Here's the dilemma. What do you do if you're going to spend weeks at a nursing facility, and one of you is in a wheelchair, and you're not allowed to go outside? This is the case with Tommy and me. The views out the windows are of two enclosed cobblestoned-and-flowered courtyards, but they're off limits to all but the patients who are taking part in therapy sessions; and, through the outside-facing windows, we can see busy Rt. 24--a beach road--along the front side, and trees and fields elsewhere. In other words, the views beckon...but no banana. What to do for our sanity?
Answer: you do what Tommy and I did yesterday in the hour before dinner at 5, when that hemmed-in feeling overcame us. Although Tommy had had therapy sessions during both the morning and afternoon (a very good thing), he hadn't been taken outside. So, we set off to explore every last wheelable inch of the place.

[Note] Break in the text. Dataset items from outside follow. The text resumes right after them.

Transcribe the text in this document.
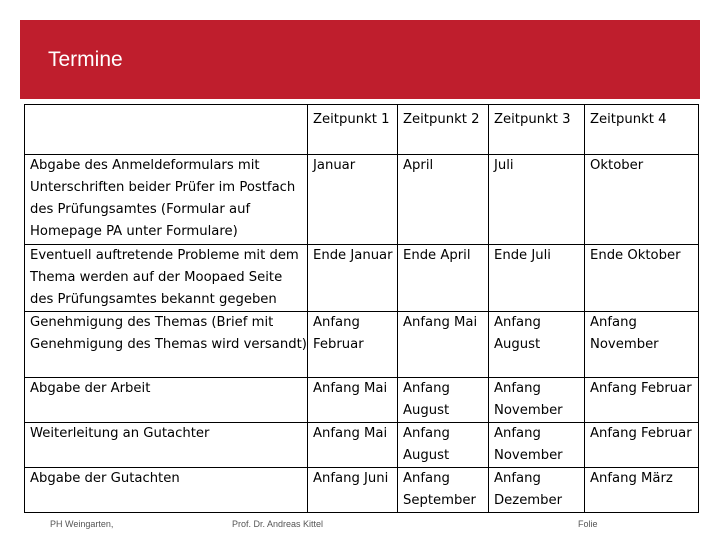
Termine
	Zeitpunkt 1	Zeitpunkt 2	Zeitpunkt 3	Zeitpunkt 4
Abgabe des Anmeldeformulars mit Unterschriften beider Prüfer im Postfach des Prüfungsamtes (Formular auf Homepage PA unter Formulare)	Januar	April	Juli	Oktober
Eventuell auftretende Probleme mit dem Thema werden auf der Moopaed Seite des Prüfungsamtes bekannt gegeben	Ende Januar	Ende April	Ende Juli	Ende Oktober
Genehmigung des Themas (Brief mit Genehmigung des Themas wird versandt)	Anfang Februar	Anfang Mai	Anfang August	Anfang November
Abgabe der Arbeit	Anfang Mai	Anfang August	Anfang November	Anfang Februar
Weiterleitung an Gutachter	Anfang Mai	Anfang August	Anfang November	Anfang Februar
Abgabe der Gutachten	Anfang Juni	Anfang September	Anfang Dezember	Anfang März
PH Weingarten,	Prof. Dr. Andreas Kittel	Folie
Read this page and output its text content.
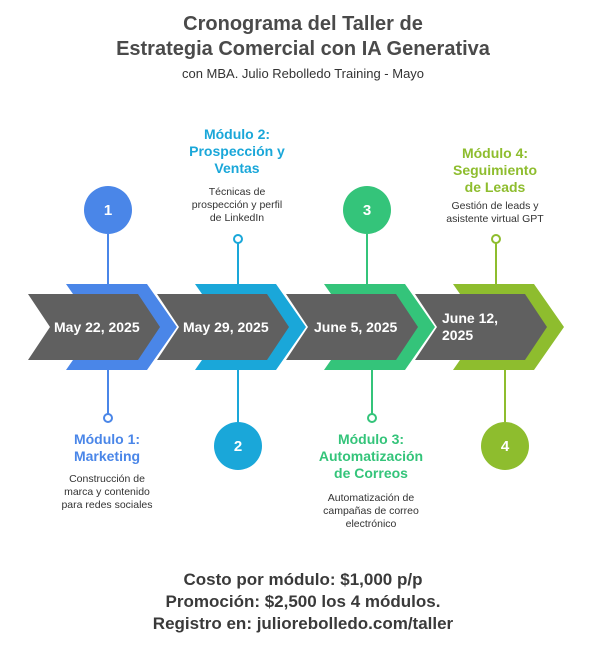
Cronograma del Taller de
Estrategia Comercial con IA Generativa
con MBA. Julio Rebolledo Training - Mayo
May 22, 2025	May 29, 2025	June 5, 2025
June 12,
2025
1
Módulo 1:
Marketing
Construcción de
marca y contenido
para redes sociales
Módulo 2:
Prospección y
Ventas
Técnicas de
prospección y perfil
de LinkedIn
2
3
Módulo 3:
Automatización
de Correos
Automatización de
campañas de correo
electrónico
Módulo 4:
Seguimiento
de Leads
Gestión de leads y
asistente virtual GPT
4
Costo por módulo: $1,000 p/p
Promoción: $2,500 los 4 módulos.
Registro en: juliorebolledo.com/taller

The rehab nurse told us that, in addition to the rehab wing where Tommy's room is located, there are two other wings--the long-term nursing wing and the Alzheimer's/dementia wing (which is locked--you need to be buzzed in). Yes, she assured us before we set out, you can go into the other wings; and, by the way, she added, the A/d wing has a lovely sitting porch with wicker furniture on its far side that nobody ever uses. Off we went, and by the end of the hour we had what will be our daily "route", which includes even the mildly jarring trip down the length of the A/d residence hallway to the lovely porch. Our route will definitely include ten or fifteen minutes on the underutilized porch, with its row of forest-framing windows--and, in the upper corner, its two surveillance cameras. I told Tommy that the camera cops would probably come to check us out if we necked, but Tommy--who kept looking up at the cameras--refused to test my theory. Our other favorite stop on our new route is the big dining room off the facility's main hallway, abandoned between meals, with its courtyard view, shiny white linoleum-tile floor, and dozen round tables. There, we did figure 8's among the tables, the first fun we've had since Tommy arrived here. "Hey, I've gotta learn how to maneuver this thing, ya know," I said to Tommy as I carefully (honest) rounded the tables while making screeching sounds. "That's for sure," he said. Although one of the kitchen workers, spotting us through the windowed door, came out to see what was flashing past every few seconds, she just smiled and left us alone. Ahhh.